Кладбище в Лагвальтерсдорфе было старым и тесным, явно не рассчитанным на покойников из санатория, которого здесь еще не было, когда разбивали некрополь; уже очень скоро на нем перестанет хватать места. Кладбище располагалось возле стройной церкви, практически на перекрестке двух мощеных дорог, одна из которых вела в Вальденбург, а вторая, через широкое, светлое плоскогорье, через НидерВюстегерсдорф – в Глатц. Кладбище не было похожим на те, которые Войнич знал по Польше. Он не был привычным к подобной скромности и отсутствию претенциозности. На востоке все выглядело совершенно иначе – могилы были крупными, каждая отличалась от окружающих, многие были богато украшенными, с фигурами. С детства Мечислава трогали те, что были украшены плачущим ангелом, возможно, потому что на могиле матери имелась именно такая скульптура. Отец заказал ее по предполагаемому желанию сына, хотя тот не мог его еще выразить, поскольку был слишком маленьким. Отцу Мечислава Войнича и действительно могло казаться, что сын пожелает иметь именно такого ангела на могиле матери, которая умерла через несколько месяцев после родов, ослабленная усилиями по приведению в мир ребенка и некоей меланхолией, которую сложно было объяснить. Сейчас для Мечислава память о матери навсегда связывалась с тем каменным худощавым ангелом, опустившимся на колени в жесте глубочайшего отчаяния, которое не пристойно небесным существам.
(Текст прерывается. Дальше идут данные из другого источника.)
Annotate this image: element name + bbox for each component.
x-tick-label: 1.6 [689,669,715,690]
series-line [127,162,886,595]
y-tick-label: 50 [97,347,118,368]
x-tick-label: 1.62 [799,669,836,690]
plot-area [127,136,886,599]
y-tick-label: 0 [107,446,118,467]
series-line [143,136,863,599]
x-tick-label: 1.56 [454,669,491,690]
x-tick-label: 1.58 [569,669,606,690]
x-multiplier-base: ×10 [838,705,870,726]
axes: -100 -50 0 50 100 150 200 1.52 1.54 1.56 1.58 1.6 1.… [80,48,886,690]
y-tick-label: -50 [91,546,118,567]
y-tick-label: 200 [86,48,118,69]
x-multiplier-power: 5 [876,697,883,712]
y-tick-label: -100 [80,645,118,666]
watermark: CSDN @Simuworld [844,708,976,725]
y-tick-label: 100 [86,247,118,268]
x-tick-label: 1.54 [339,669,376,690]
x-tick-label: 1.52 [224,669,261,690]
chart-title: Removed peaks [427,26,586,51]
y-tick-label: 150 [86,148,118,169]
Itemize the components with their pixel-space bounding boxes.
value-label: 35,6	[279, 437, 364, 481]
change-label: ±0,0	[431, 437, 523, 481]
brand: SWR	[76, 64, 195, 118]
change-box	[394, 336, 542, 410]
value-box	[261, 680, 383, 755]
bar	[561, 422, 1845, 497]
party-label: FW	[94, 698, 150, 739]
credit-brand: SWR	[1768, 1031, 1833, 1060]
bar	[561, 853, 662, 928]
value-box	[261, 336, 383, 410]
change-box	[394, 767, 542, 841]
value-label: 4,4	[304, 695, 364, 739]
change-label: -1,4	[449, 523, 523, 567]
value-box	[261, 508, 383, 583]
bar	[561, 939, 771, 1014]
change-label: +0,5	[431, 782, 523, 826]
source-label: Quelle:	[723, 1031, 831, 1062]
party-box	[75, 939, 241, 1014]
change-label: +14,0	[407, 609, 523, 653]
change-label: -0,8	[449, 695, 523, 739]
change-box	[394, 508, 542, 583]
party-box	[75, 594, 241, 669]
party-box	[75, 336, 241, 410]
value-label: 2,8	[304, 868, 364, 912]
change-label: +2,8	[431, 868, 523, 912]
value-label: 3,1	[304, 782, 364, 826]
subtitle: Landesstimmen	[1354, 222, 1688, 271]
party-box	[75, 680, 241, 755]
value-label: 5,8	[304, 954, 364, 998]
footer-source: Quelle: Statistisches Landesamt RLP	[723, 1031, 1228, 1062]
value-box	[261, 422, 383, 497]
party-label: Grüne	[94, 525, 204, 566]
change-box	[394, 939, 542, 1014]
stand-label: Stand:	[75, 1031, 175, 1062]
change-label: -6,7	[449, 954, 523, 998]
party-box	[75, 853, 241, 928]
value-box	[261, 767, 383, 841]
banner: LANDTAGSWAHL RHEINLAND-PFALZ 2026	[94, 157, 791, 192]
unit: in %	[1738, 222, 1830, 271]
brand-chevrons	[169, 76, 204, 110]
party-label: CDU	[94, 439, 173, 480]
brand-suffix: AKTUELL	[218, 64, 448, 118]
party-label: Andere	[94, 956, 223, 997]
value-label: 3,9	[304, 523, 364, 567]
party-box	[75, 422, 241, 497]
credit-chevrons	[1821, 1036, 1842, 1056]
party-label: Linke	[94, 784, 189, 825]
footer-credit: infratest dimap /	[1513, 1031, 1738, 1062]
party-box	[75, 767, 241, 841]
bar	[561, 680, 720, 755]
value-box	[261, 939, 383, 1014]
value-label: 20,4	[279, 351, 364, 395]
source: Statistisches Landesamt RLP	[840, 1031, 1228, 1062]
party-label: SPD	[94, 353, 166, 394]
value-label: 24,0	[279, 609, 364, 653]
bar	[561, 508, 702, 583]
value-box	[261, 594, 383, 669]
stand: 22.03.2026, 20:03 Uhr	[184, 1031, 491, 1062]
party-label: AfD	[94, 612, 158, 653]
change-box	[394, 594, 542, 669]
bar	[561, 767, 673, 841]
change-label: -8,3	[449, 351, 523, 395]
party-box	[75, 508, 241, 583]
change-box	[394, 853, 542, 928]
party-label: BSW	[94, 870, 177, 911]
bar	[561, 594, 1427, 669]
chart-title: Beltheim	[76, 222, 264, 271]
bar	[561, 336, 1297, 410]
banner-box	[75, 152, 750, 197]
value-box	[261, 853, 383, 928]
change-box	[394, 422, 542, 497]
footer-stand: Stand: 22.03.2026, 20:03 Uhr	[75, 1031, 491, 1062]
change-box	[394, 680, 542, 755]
Здешние жители должны были как-то по-другому справляться с памятью о своих умерших, быть может, они как-то не так тренировали воображение, и в своей любви к конкретности предпочитали заменять ее фотографиями покойников, тщательно оправленными в рамочки и поставленными на предметах мебели либо повешенными на стенке; потому что кладбище было заполнено рядами надгробий, очень похожих одно на другое, хитроумно размещенных и скромных, но весьма ухоженных. Какой-то каменотес уверенной рукой вырезал необходимые для поддержания памяти сведения: имя, фамилию, даты рождения и смерти, иногда – только лишь смерти. Иной раз трудно было сказать себе, а кем были лежащие под могильными плитами покойники. Ничего для воображения. Но будущий инженер Войнич глядел на кладбище с особой точки зрения, как сечение через слои почвы, наполненное горизонтальными линиями, словно на чертежах, которые они делали в институте: верхний слой – это прямоугольники надгробий, ниже – слой травы, растений и их корней, с жадностью уходящих глубоко вниз; полоса уже слежавшейся земли, но отличающейся от окружающей тем, что была искусственно смешана, далее был крупный прямоугольник гроба и его содержимое, неправильные очертания того, что остается от людского тела, продолговатая форма, инкрустированная изнутри костями.
Войнич в одиночку прогуливался между могил, читая фамилии покойников. На другой стороне от главной аллеи заканчивалось доминирование трех фамилий: Фишер, Опитц, Тильх. Там, под высоким крестом начинался санаторный участок – здесь уже начиналось разнообразие, потому что надгробия весьма отличались одно от другого. На некоторых был вырезан православный крест, другие представляла небольшая плита без каких-либо религиозных символов, поставленная торчком, в обратном, чем все остальные направлении. И фамилии – в основном, немецкие, но и французские, а потом, о!, польские, довольно много чешских и шведских. Смерть явно была космополиткой.
Войнич увидел, что повозка с гробом уже была на месте, участники похорон выстроились возле выкопанной могилы. Он нашел взглядом господ Августа с Лукасом и подошел к ним, чтобы остановиться в молчании рядом. Видел он и Опитца, стоящего, опустив глаза, серьезного Раймунда, а так же Фроммера, несколько в сторонке, внимательно приглядывающегося к скорбящим. Другие лица были ему не знакомы, хотя некоторые и притягивали взгляд, поскольку были темными с черными кругами под глазами. В первый момент, увидев их, наверняка можно было перепугаться. Естественно, здесь были фрау Вебер и фрау Брехт в черных головных уборах, похожих на кастрюльки. И это все. Похороны были короткими, лишенными излишних слов, словно бы ничего больше об этом чудовищном событии сказать было уже нельзя и следовало о нем как можно скорее забыть. Так Войнич и сделал – забыл. Когда они уже возвращались на экипаже в пансионат, он коварно, и даже со злым умыслом спросил у Лукаса и Августа, верят ли они в бессмертие души, и что с ней делается после смерти, чем вызвал истинный пандемониум идей, доказательств, аргументов и контраргументов, цитат и сносок, поэтому, когда повозка ехала мимо Мариенхауса в начале их деревни, Мечислав уже понятия не имел, о чем говорят его товарищи по пансионату и думал только лишь о том, чтобы поскорее лечь.